The National Fuels Gas Co. subsidiary clinched an agreement with Project Canary to independently certify nearly one-third of its natural gas production.
Seneca said it also plans to install continuous monitoring devices at three well pads for real-time, site-level emissions data.
The certification process is another step in Seneca’s environmental, social and governance (ESG) commitments, said CEO David Bauer.
“Seneca’s commitment with Project Canary seeks to independently verify our existing operational practices and further strengthen the company’s ESG commitments. We are excited to work toward independent validation of our leading operational and environmental practices, many of which are standard across our Appalachia assets.”
Denver-based Project Canary uses a proprietary process for operators seeking RSG certification, with a focus on air, land, water and community impacts. Overall, the certification process is expected to analyze more than 600 operational and ESG-related data points on a per-well basis.
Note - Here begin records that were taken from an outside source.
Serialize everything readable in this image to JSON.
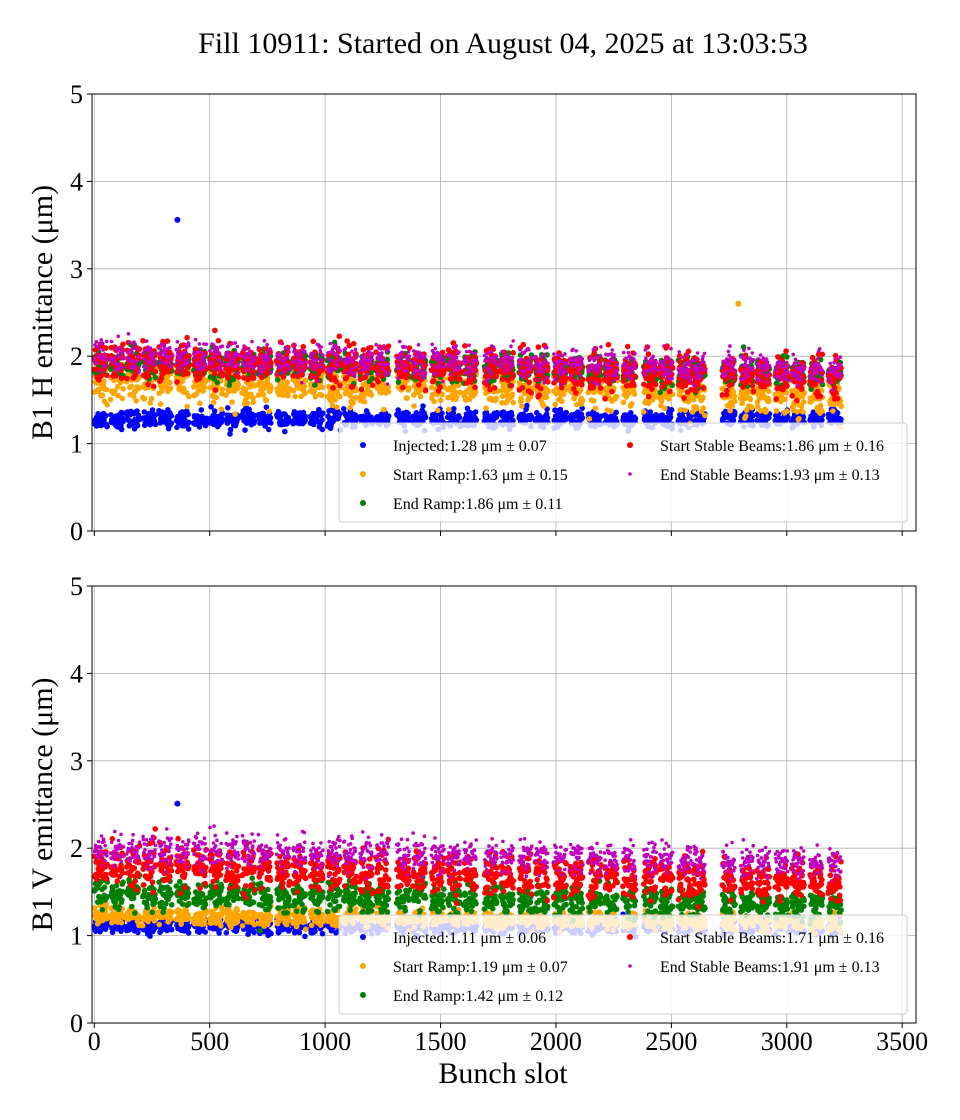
{
  "figure": {
    "title": "Fill 10911: Started on August 04, 2025 at 13:03:53",
    "xlabel": "Bunch slot"
  },
  "chart_data": [
    {
      "type": "scatter",
      "ylabel": "B1 H emittance (μm)",
      "xlim": [
        -10,
        3560
      ],
      "ylim": [
        0,
        5
      ],
      "xticks": [
        0,
        500,
        1000,
        1500,
        2000,
        2500,
        3000,
        3500
      ],
      "yticks": [
        0,
        1,
        2,
        3,
        4,
        5
      ],
      "grid": true,
      "legend_position": "lower-right",
      "outliers": [
        {
          "series": "Injected",
          "x": 360,
          "y": 3.56
        },
        {
          "series": "Start Ramp",
          "x": 2790,
          "y": 2.6
        }
      ],
      "series": [
        {
          "name": "Injected",
          "label": "Injected:1.28 μm ± 0.07",
          "color": "#0000ff",
          "mean": 1.28,
          "std": 0.07
        },
        {
          "name": "Start Ramp",
          "label": "Start Ramp:1.63 μm ± 0.15",
          "color": "#ffa500",
          "mean": 1.63,
          "std": 0.15
        },
        {
          "name": "End Ramp",
          "label": "End Ramp:1.86 μm ± 0.11",
          "color": "#008000",
          "mean": 1.86,
          "std": 0.11
        },
        {
          "name": "Start Stable Beams",
          "label": "Start Stable Beams:1.86 μm ± 0.16",
          "color": "#ff0000",
          "mean": 1.86,
          "std": 0.16
        },
        {
          "name": "End Stable Beams",
          "label": "End Stable Beams:1.93 μm ± 0.13",
          "color": "#bf00bf",
          "mean": 1.93,
          "std": 0.13
        }
      ]
    },
    {
      "type": "scatter",
      "ylabel": "B1 V emittance (μm)",
      "xlim": [
        -10,
        3560
      ],
      "ylim": [
        0,
        5
      ],
      "xticks": [
        0,
        500,
        1000,
        1500,
        2000,
        2500,
        3000,
        3500
      ],
      "yticks": [
        0,
        1,
        2,
        3,
        4,
        5
      ],
      "grid": true,
      "legend_position": "lower-right",
      "outliers": [
        {
          "series": "Injected",
          "x": 360,
          "y": 2.51
        }
      ],
      "series": [
        {
          "name": "Injected",
          "label": "Injected:1.11 μm ± 0.06",
          "color": "#0000ff",
          "mean": 1.11,
          "std": 0.06
        },
        {
          "name": "Start Ramp",
          "label": "Start Ramp:1.19 μm ± 0.07",
          "color": "#ffa500",
          "mean": 1.19,
          "std": 0.07
        },
        {
          "name": "End Ramp",
          "label": "End Ramp:1.42 μm ± 0.12",
          "color": "#008000",
          "mean": 1.42,
          "std": 0.12
        },
        {
          "name": "Start Stable Beams",
          "label": "Start Stable Beams:1.71 μm ± 0.16",
          "color": "#ff0000",
          "mean": 1.71,
          "std": 0.16
        },
        {
          "name": "End Stable Beams",
          "label": "End Stable Beams:1.91 μm ± 0.13",
          "color": "#bf00bf",
          "mean": 1.91,
          "std": 0.13
        }
      ]
    }
  ],
  "bunch_trains_start": [
    0,
    70,
    140,
    210,
    280,
    355,
    430,
    500,
    570,
    640,
    710,
    790,
    860,
    935,
    1010,
    1080,
    1150,
    1220,
    1310,
    1380,
    1460,
    1530,
    1600,
    1690,
    1760,
    1840,
    1910,
    1990,
    2060,
    2140,
    2210,
    2290,
    2380,
    2450,
    2530,
    2590,
    2720,
    2800,
    2870,
    2950,
    3020,
    3100,
    3180
  ],
  "bunch_trains_length": 55
}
“Responsibly sourced gas certification is readily becoming a key piece of the independent analysis reviewed by investors, regulators and customers to confirm top environmental performance,” said Project Canary CEO Chris Romer. “Seneca Resources is an early mover in working to gain certification for its operations and production, underscoring its commitment to strong environmental performance.”
A bevy of North American natural gas producers are jumping on the RSG wagon, from the Haynesville Shale to the Montney Shale. The RSG designation is becoming valuable for liquefied natural gas (LNG) exports, particularly to countries that are working toward net-zero emissions.
Houston-based Southwestern Energy Co. in June became the nation’s first exploration and production company to certify that its natural gas was responsibly produced from all of its wells in Appalachia.
There are many ways to certify gas as responsibly sourced. For example, EQT Corp., the largest gas producer in the Lower 48, has partnerships with Equitable Origin, MiQ and Project Canary to certify about 4 Bcf/d from 200-plus wells in Pennsylvania.
Haynesville pure-play Vine Energy Inc. is working to certify all of its gas output through Project Canary. Chesapeake Energy Corp., which in July said it would take over Vine, launched a similar program earlier this year for some of its Marcellus Shale and Haynesville volumes.
The RSG trade is expanding in Canada as well.
More recently, Macquarie Energy Canada Ltd., using a virtual market, said it would expand its RSG trade by selling British Columbia (BC) production from the Montney Shale to Montreal-based distribution company Energir.